Working as a bank loan officer with limited credit and resources, Emein had no serious interest in the types of businesses he began to acquire.
“We had little money, so we needed a business with cash flow. It’s about what you can buy,” he said in explaining why he started with liquor stores, the first in Torrance in 1989. The strategy was simple: Buy low and sell high.
Emein said he acquired the store for $200,000 and sold it two years later for $250,000, then bought two more liquor stores in Santa Monica for $500,000 and $180,000, respectively, later selling them for $650,000 and $330,000. Emein said he got rid of the stores’ “get-drunk wines,” familiarized himself with California wines through visits to Sonoma and Napa counties, and piggybacked off some very good years for California reds to change and build the store’s clientele.
“That is how you create money. That is how you create the next down payment and buy bigger and better,” Emein said.
But those successes also included legal battles. Emein said he agreed to buy one former owner’s stock of beverages, then found out he had made a huge mistake.

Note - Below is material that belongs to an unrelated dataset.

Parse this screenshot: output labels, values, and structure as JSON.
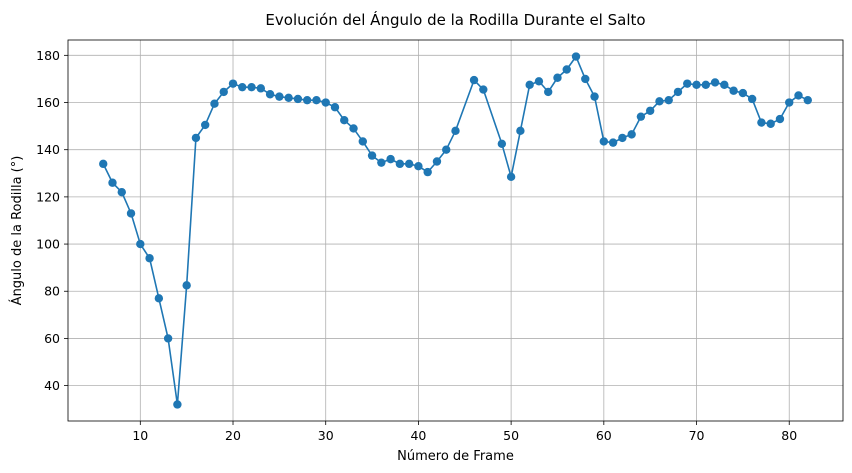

“There were a lot of old jug wines. Some of the labels were partially missing. There were whiskies that no one had ever heard of. It was very scary. I think we could have used it for fuel in a emergency,” Emein said, adding that the seller intended to hold him to the obligation to buy the stock. Emein was able to knock $40,000 off the price in court.
The switch to car washes, which began with Lancaster Car Wash in the high desert in 1994, was equally rocky at first. Emein remembers a legal battle over a simple order for a $900 pipe-cleaning machine that turned into a nightmare when the company delivered a $3,000 behemoth of a machine after an employee wrote down the wrong equipment number.
Emein said that much of that is behind him now.
His Century Car Wash has cleaned as many as 10,000 vehicles in a month, compared with about 5,400 a month before the renovation. And he hopes for more, once Century Boulevard’s revitalization reaches his block.
On a recent day at the car wash, he worked the rows of customers, both new and old, like a politician three days before election day, drawing out smiles and laughter and boisterous, arm-wrenching handshakes.
“The risks are lower for me now,” Emein said, “because I know what I am doing.”